Games like Go and Chess are played on a fixed board, one could just enumerate all of the possible board combinations and perform perfect play in a constant amount of time. So we need to look at generalized versions of Go and Chess where the size of the board and the set of rules can vary.

Let's place this in a general setting. We have a polynomial-time algorithm that given a board and the current player can tell whether the game has ended with its outcome or can give a list of legal moves for the player. Chandra, Kozen and Stockmeyer have a seminal paper on these alternating games: If we restrict the length of the game to polynomial-time, such games characterize PSPACE (problems solvable with polynomial memory and unlimited time). Games with arbitrary long play on polynomial-size boards characterize EXP (exponential time).

So we have results like given an opening position on a generalized Go games, it is EXP-complete to determine if a player have a forced win. But even if the official Go rules allow it, I find it hard to believe that players can play the game for an exponential number of moves. So it makes sense to add some artificial stopping rules that cause the game to end after a reasonable amount of time and such games are usually PSPACE-complete.

The PSPACE-completeness results hold for many very simple games. This mirrors the fact that complexity does not arise from complicated actions, rather from the interactions of many simple actions.

Wednesday, May 05, 2004

New Web Host

I'm moving my web hosting service--if you can read this you are accessing the new host. I will wait a day or two to post again until the changeover is complete.

Meanwhile enjoy this Guardian column by John Sutherland describing how the British higher education system has evolved over the past four decades (via Crooked Timber).

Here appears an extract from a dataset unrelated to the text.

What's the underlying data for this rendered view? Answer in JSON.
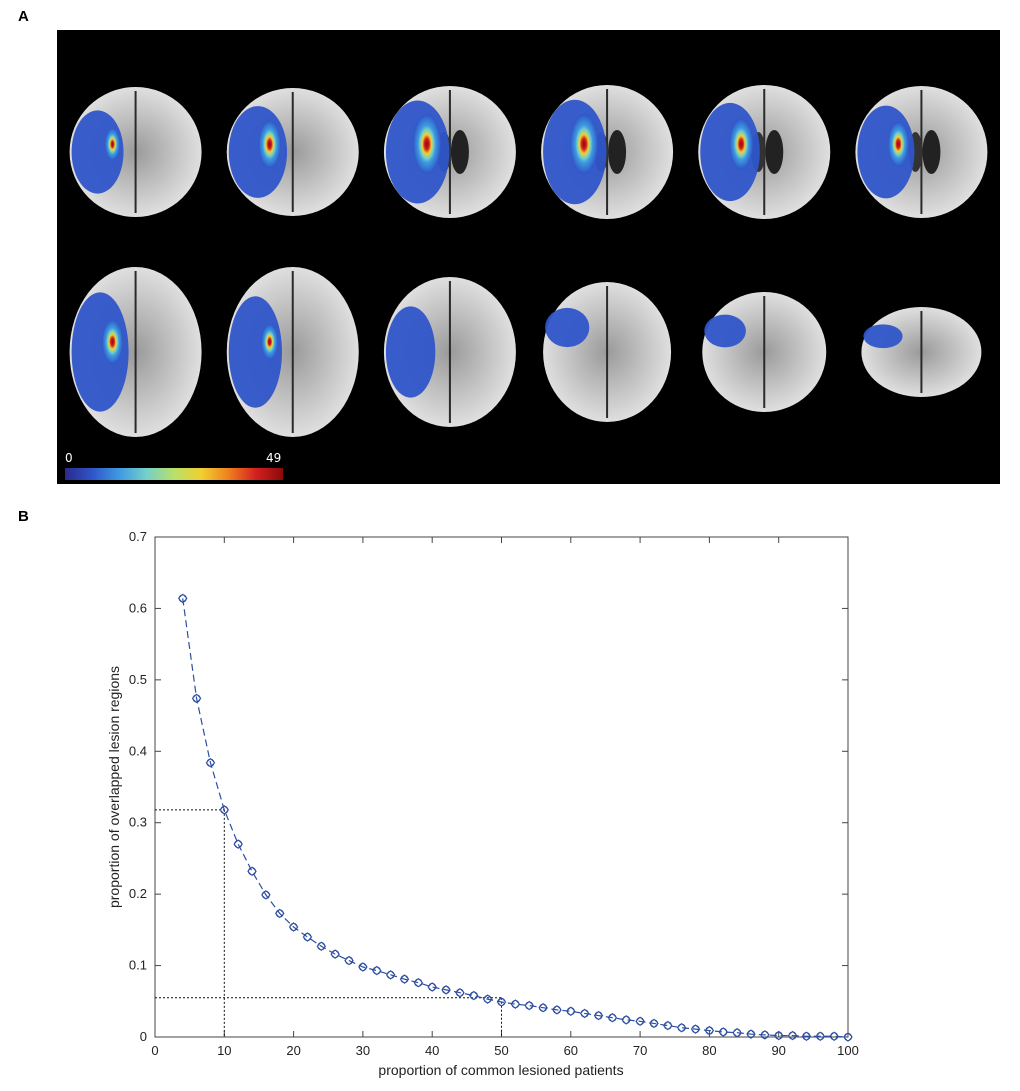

Many of the same issues apply in America and I suspect many other countries as well. Sutherland sums it up nicely.

The big question. Is the whole system in better or worse shape than it was in 1964? I don't know. All I do know is that I'd like to do it all again, and get it right this time.

Monday, May 03, 2004

America Losing Its Edge

Some required reading if you haven't seen it yet, a New York Times article on how America has lost some of its scientific leadership role over the rest of the world.

The article does not go much into the reasons behind the change so let me make some conjectures. For a long while now, the majority of Ph.D. students in the US came from other countries. As the academic job market in the US got tighter, many of these researchers went back to their home countries and established strong research groups there. Also recent technological changes have taken away some comparative advantage of doing research in the states as communication and access to research papers has become a much easier task.

I welcome the added competition, the more globalization of science that we have, the more we will all push one another with scientific research becoming the big winner. In my own field, I like seeing countries like Israel becoming theory powerhouses and definite growth of theory in places as diverse as India and Australia. A few years ago it would have been unthinkable to have STOC or FOCS overseas but recently STOC 2001 was held in Greece and the upcoming FOCS will be in Rome.

Most of all I hope the article serves as a wake-up call to American legislators. Time to give NSF that large budget increase that they've been talking about for several years now.